Increases in employee compensation and benefits of $410,000 were related to Great American. Excluding these expenses, employee compensation and benefits in the Bank increased $215,000. The increase is due to salaries and related benefits of new associates in various areas of our organization including Mortgage and other support areas. Approximately $112,000 of the remaining increase is related to vesting of restricted share units and compensation related to newly issued stock-settled stock appreciation rights in our performance-based long-term incentive program. The costs were partially offset by declines in our variable-pay bonus pool.

Increases in occupancy expense were the result of rent increases on various Company facilities, incremental expenses related to Great American, and Support Center leasehold improvements.

Data processing expenses increased due to upgrades to the Company’s main operating system, licensing fee increases for our core banking system as a result of our increased asset size and increased maintenance fees for various Company systems. Costs incurred to upgrade NorthStar technology to our platform were capitalized and are being amortized according to the Company’s depreciation policies. To-date, no significant costs have been incurred to upgrade Great American to our platform since the actual conversion to the Bank’s systems will not occur until sometime in 2008.

Increase in Other noninterest expense includes $239,000 of incremental Great American expenses (including $85,000 for amortization of intangibles.) Excluding these expenses, other noninterest expense in the Bank decreased $136,000 due to a decline in general operating expenses.

Noninterest expenses in our Banking business were $26.0 million in the nine months ended September 30, 2007, an increase of $5.7 million, or 28%, over the same period of 2006. Approximately $2.0 million of the increase was related to Great American.

WEALTH MANAGEMENT
This section contains a discussion of our Wealth Management business, which is comprised of Millennium and Enterprise Trust.
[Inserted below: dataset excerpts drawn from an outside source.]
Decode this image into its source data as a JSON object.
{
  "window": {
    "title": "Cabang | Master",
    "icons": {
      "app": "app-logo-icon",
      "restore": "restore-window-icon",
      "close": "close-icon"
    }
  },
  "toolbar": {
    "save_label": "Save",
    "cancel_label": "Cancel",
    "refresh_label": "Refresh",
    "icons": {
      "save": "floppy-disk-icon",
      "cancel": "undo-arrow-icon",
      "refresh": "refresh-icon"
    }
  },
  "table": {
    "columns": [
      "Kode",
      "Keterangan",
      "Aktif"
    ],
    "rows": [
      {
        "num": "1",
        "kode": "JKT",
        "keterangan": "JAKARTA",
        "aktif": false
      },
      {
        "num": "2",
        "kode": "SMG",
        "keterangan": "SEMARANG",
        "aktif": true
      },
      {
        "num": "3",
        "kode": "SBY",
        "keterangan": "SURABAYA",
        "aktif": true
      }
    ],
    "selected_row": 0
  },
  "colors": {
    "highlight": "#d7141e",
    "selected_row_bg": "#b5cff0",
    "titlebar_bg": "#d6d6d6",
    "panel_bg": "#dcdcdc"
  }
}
Wealth Management is considered a core strategic line of business consistent with our Company mission of “guiding our clients to a lifetime of financial success.” It is a major driver of fee income and is intended to help us diversify our dependency on bank spread incomes.

Wealth Management revenue of $3.5 million was unchanged from third quarter 2006 to the third quarter of 2007. Enterprise Trust revenues grew 6%, or $100,000 while Millennium’s revenues declined 4%, or $72,000. For the nine months ended September 30, 2007, Wealth Management revenue decreased $102,000, or 1%, from $10.0 million to $9.9 million. Enterprise Trust revenues grew 7%, or $347,000, while Millennium’s revenues declined by 9%, or $449,000.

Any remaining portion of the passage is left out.